(Photo by Mark Thompson/Getty Images)
So, a FOTA series could conceivably take shape and become a modest success in a short amount of time. With prestigious teams, famous drivers and the competitors themselves running the show, it could gather momentum and even usurp Formula One as the pinnacle of motorsport.
And then again, maybe it won't. As the FIA alluded to in a statement released earlier today, the differences between themselves and FOTA lie in a disparate set of philosophies of what the sport is about.
In recent years, the major thrust of FIA rulemaking has been about limiting the freedom of F1's engineers to innovate. Whether for safety, competition or cost-saving reasons, restrictions on what teams can and cannot include in their cars have reached crippling levels.
The consequence of all of this is that the focus of design and engineering in F1 has switched: Aerodynamic efficiency is now more important than the generation of mechanical grip; until the ECU was standardised for 2008, devising clever electronic driver aids was a workaround for the banning of mechanical equivalents.
As many fans and pundits pointed out in this time, the rules introduced seemingly arbitrarily by the FIA achieved neither of the federation's stated aims, firstly of improving safety by reducing speeds and secondly of reducing the cost of competing in F1 to a sustainable level.

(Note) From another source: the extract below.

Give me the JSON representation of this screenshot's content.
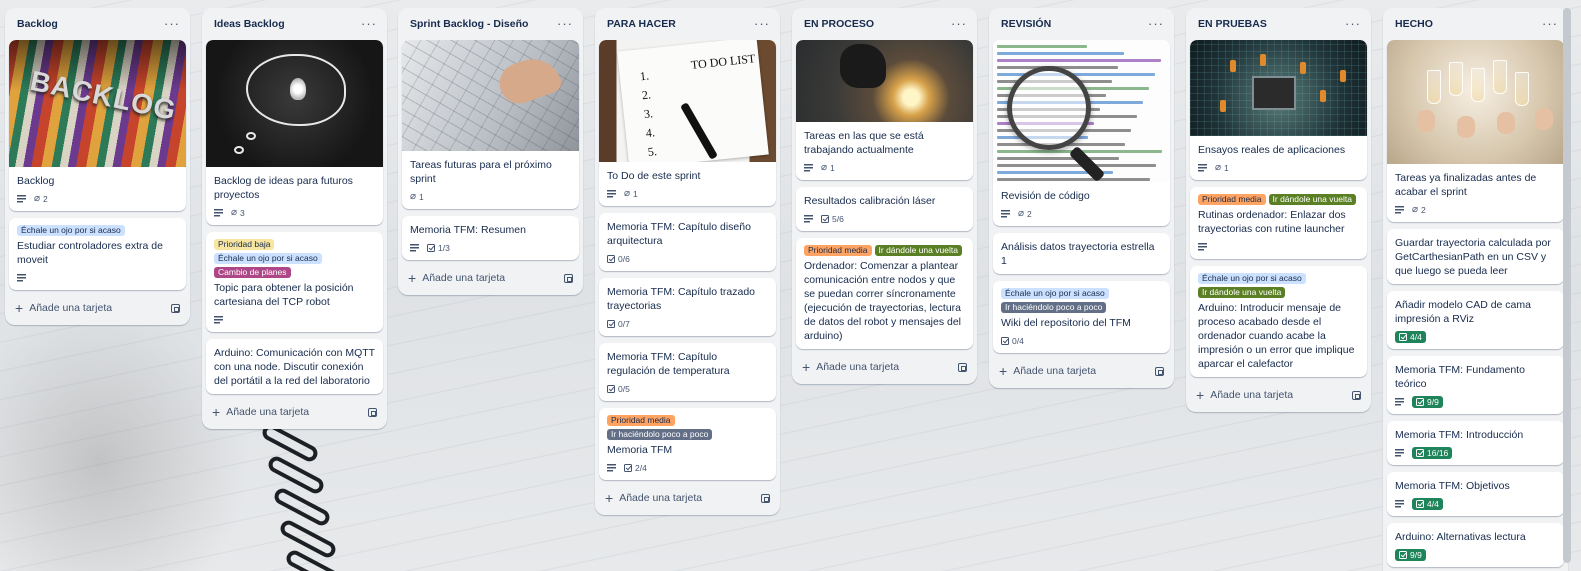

The ingenuity demonstrated by F1's technical departments in finding ways to make the cars ever quicker far outstripped the pace of the FIA in banning the more outlandish innovations. And by radically shifting the goalposts of research and development year on year, the FIA did more to increase costs than it ever did to reduce them.
What the rules for 2010 represent more than anything is a change in the approach of the FIA. They have recognised, years after many of the rest of us, that they cannot cut speeds or costs by restricting the freedom of F1 teams to innovate.
The FIA are now intent on reducing the cost of competing in a far more explicit manner, by actually capping budgets and insisting that teams operate to within a certain fixed level of expenditure.
The flip side of this arrangement is that it paves the way for many of the technical restrictions on F1 cars to be relaxed; the FIA have already gone some way towards achieving this by announcing a raft of changes to the technical regulations in the wake of the budget cap.
Moveable aerodynamic devices may be permitted on F1 cars for the first time in more than 40 years; rev limits on the engines may be removed; I have even heard that four-wheel drive F1 cars may be allowed in exchange for a cost cap.
By introducing these technical freedoms the FIA will begin to reverse the changes it has made to the sport in the last twenty years, many of which have been poorly received. By reducing the reliance on stringent technical regulations, F1 goes back to what it is meant to be about—an engineering challenge.
In their stance against the FIA, FOTA appear to have missed this bigger picture. They are worried about how a budget cap will remove their right to spend their way to the front of the grid.